Family data plans make perfect sense. Instead of shelling out for individual data plans, an entire family would be able to share a bucket of data.

Consumers would be naive to think that this will lead to smaller wireless bills every month. AT&T and Verizon aren't in this business to make less money, regardless of how they try to frame new offerings. Their goal is to have families embrace 4G tablets, hot spots, and netbooks -- ultimately slurping down more data (and naturally paying up for it).

Kicking the bucket
Obviously, you'll never hear carriers position their inevitable family data plans as money grabbers. AT&T, after all, is the same company that killed off unlimited data plans for new accounts by shifting to a stiff tiered pricing strategy two summers ago with the following headline:

"AT&T Announces New Lower-Priced Wireless Data Plans To Make Mobile Internet More Affordable To More People"

Ralph de la Vega, the head of AT&T's mobile business, told CNET and others attending a trade show earlier this week that family data plans are coming.

The structure of the plan is already in place, through de la Vega didn't provide any specifics. Has AT&T conquered the IT and billing issues that had it leery of going this route a few months ago? Will families have to pay fees for every device on the plan beyond the bucket of bandwidth that they're purchasing? Will "rollover minutes" apply to unused data as rollover data?

"We want to make sure we get it right," he said earlier this year -- but they probably won't.

How much for that iPhone in the window?
Family data will be a matter of feast or famine for Apple (Nasdaq: AAPL), hinging largely on how AT&T and Verizon plan to subsidize devices on shared data.

AT&T, Verizon, and Sprint Nextel (NYSE: S) are currently paying roughly two-thirds of the cost of iPhones that they're handing over to their customers. Can they continue to pay Apple an average of more than $600 per iPhone that they sell to their clients for as little as $199?

The size of carrier subsidies has been a bone of contention lately. The price consumers pay for iPhones in Spain more than tripled recently as carriers backed off subsidization tethered to long-term contracts. If family data plans grow popular, stateside wireless companies may have to rethink the math of subsidization.

Google's (Nasdaq: GOOG) Android devices -- which typically are more lucrative to both retailers and carriers -- will have more wiggle room in a climate that finds carriers slashing subsidies for smartphone purchases.

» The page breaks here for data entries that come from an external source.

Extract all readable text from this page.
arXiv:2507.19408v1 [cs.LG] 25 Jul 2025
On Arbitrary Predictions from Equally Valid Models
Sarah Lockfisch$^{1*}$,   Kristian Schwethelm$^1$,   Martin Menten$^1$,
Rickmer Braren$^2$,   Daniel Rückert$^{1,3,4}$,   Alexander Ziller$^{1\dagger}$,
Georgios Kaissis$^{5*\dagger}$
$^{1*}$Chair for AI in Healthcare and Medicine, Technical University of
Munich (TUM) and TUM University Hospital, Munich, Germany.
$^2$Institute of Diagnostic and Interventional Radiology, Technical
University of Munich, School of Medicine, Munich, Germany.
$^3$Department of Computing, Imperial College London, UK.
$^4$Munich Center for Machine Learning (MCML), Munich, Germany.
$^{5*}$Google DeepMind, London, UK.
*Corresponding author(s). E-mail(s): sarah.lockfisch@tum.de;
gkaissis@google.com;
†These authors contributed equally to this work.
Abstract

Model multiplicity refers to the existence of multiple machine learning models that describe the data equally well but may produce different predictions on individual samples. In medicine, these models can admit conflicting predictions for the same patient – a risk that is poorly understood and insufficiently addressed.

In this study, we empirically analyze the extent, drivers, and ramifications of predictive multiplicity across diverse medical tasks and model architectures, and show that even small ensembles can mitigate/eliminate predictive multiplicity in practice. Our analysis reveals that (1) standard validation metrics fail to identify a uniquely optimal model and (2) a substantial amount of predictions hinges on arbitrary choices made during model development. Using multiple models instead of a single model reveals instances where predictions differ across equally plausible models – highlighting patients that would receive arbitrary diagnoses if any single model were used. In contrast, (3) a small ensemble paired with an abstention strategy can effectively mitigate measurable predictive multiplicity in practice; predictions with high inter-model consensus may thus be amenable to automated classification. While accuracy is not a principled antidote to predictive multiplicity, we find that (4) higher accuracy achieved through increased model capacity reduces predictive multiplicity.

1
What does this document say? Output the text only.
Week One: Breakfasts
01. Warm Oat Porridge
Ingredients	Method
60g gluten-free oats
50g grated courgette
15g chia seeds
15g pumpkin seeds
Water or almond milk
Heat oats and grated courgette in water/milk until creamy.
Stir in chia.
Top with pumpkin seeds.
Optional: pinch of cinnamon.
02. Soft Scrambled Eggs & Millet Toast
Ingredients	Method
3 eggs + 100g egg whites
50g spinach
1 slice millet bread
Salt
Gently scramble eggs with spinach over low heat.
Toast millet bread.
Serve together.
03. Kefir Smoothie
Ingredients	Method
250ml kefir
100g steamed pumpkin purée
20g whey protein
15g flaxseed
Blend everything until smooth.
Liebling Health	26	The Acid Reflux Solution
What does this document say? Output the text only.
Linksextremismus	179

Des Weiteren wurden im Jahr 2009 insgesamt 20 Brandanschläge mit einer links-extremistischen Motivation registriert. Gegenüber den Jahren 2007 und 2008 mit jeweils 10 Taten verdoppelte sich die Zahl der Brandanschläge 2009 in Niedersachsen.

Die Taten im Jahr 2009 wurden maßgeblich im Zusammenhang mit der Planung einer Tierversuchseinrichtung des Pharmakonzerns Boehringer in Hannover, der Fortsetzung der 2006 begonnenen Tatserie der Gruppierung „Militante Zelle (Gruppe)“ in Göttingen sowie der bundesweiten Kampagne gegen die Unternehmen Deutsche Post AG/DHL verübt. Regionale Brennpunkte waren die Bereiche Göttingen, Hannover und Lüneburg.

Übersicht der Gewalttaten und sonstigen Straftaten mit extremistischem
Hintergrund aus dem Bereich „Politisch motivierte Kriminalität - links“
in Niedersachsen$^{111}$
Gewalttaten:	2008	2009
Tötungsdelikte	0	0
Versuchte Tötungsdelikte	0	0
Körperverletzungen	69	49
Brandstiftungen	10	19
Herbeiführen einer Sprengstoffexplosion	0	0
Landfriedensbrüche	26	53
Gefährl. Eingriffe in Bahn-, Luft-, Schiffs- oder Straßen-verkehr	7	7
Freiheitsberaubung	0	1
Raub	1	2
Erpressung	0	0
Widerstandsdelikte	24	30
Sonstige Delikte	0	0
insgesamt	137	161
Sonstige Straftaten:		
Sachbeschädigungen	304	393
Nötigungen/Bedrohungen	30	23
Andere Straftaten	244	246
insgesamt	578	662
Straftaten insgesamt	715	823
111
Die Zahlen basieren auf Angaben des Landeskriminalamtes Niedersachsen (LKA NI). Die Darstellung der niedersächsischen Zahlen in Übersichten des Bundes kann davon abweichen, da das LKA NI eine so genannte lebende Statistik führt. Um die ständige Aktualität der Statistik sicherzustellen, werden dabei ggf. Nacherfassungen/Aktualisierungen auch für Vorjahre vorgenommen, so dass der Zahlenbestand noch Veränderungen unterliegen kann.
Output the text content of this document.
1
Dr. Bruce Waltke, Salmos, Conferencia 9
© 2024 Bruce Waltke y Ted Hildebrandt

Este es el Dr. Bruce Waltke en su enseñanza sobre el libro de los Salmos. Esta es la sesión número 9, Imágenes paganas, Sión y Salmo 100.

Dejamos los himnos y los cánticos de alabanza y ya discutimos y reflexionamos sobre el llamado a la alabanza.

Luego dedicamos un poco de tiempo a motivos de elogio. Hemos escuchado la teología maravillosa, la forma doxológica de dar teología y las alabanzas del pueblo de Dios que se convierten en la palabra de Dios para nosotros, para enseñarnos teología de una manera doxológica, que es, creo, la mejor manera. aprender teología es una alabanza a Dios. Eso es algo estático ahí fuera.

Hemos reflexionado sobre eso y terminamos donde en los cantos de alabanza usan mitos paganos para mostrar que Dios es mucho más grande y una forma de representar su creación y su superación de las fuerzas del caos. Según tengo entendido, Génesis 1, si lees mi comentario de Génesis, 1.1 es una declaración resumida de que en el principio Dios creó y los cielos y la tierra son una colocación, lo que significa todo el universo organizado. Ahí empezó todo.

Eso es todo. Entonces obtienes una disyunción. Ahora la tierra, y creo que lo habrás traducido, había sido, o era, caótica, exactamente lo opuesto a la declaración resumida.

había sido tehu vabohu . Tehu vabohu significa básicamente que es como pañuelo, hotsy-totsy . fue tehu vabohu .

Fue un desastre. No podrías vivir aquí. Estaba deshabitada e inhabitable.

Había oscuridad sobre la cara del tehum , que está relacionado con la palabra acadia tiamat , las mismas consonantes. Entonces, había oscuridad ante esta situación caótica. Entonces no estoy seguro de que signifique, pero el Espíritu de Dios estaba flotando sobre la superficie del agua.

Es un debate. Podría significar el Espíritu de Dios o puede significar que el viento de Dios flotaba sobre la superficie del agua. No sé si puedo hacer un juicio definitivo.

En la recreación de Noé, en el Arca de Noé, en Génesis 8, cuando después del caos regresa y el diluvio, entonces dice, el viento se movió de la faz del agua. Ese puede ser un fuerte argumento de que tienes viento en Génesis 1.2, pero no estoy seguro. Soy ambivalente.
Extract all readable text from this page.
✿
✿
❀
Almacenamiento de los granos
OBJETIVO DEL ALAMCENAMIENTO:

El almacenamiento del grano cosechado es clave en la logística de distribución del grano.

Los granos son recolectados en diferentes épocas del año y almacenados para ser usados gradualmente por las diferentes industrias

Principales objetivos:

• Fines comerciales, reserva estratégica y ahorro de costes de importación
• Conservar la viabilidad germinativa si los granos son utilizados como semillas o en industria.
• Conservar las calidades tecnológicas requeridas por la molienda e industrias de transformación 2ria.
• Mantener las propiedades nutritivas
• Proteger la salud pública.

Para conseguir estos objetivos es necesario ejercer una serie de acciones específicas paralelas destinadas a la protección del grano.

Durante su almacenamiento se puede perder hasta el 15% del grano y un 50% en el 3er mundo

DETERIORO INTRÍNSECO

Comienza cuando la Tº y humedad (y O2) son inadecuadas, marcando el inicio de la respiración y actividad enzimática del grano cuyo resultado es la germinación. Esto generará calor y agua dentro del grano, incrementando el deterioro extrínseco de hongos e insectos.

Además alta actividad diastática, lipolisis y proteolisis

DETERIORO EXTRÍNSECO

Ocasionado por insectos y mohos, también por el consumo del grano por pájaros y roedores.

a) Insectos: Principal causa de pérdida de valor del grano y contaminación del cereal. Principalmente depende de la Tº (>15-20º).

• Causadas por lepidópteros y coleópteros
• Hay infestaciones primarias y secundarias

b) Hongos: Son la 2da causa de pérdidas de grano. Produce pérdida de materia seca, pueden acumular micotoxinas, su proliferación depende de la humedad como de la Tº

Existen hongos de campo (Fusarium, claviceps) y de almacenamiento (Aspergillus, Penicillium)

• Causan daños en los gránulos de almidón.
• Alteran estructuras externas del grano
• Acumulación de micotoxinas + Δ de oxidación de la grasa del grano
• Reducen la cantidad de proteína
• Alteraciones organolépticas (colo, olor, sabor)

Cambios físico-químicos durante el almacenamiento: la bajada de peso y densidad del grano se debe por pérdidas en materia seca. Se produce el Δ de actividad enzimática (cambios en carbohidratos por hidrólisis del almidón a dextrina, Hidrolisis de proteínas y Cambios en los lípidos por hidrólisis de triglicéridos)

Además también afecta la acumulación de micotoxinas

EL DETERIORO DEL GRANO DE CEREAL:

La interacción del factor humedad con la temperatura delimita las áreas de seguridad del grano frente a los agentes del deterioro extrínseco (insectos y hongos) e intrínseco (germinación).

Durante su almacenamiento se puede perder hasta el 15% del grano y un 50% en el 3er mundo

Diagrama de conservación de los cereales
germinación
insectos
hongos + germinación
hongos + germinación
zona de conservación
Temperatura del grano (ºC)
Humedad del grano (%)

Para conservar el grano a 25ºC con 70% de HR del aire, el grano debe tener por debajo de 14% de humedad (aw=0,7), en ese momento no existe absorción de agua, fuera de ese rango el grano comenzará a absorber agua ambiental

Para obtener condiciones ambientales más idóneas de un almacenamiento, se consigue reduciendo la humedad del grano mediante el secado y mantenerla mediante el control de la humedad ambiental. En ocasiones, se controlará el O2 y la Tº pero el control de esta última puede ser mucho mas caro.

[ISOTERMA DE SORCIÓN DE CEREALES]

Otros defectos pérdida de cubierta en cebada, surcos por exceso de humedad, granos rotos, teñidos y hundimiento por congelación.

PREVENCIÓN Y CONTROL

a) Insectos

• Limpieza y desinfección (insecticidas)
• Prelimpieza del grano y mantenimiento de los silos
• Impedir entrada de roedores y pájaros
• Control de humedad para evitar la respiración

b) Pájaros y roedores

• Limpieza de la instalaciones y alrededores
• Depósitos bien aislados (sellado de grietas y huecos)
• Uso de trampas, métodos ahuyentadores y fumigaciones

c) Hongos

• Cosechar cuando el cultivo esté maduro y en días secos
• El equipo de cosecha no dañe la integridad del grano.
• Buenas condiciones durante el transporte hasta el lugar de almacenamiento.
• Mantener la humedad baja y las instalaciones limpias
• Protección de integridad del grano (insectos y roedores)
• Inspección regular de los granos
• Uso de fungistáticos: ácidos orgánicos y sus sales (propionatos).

On the other hand, if the carriers sidestep what's going on in Spain and continue to shell out chunky subsidies, Apple is going to make a killing. After all, a bucket of data will make it that much more compelling for iPhone owners to pay an extra $130 for a 4G iPad. Carriers aren't subsidizing those anyway.

The fee police
The catch -- of course -- is that AT&T and Verizon may very well decide to slap a monthly fee on every single device feasting on the bucket of data. Nothing kills a buffet like a fee per plate.

The saving grace is that AT&T and Verizon -- and hopefully Sprint and the now-confirmed bachelor T-Mobile -- will ultimately have to compete against one another for business. They can't get too greedy, though we saw how AT&T and Verizon were able to orchestrate an end to offering unlimited data plans when their network capacities started buckling under pressure.

Wait a minute. Can AT&T's network handle the increase in bandwidth that family data plans may encourage?

I guess that's yet another question without an answer.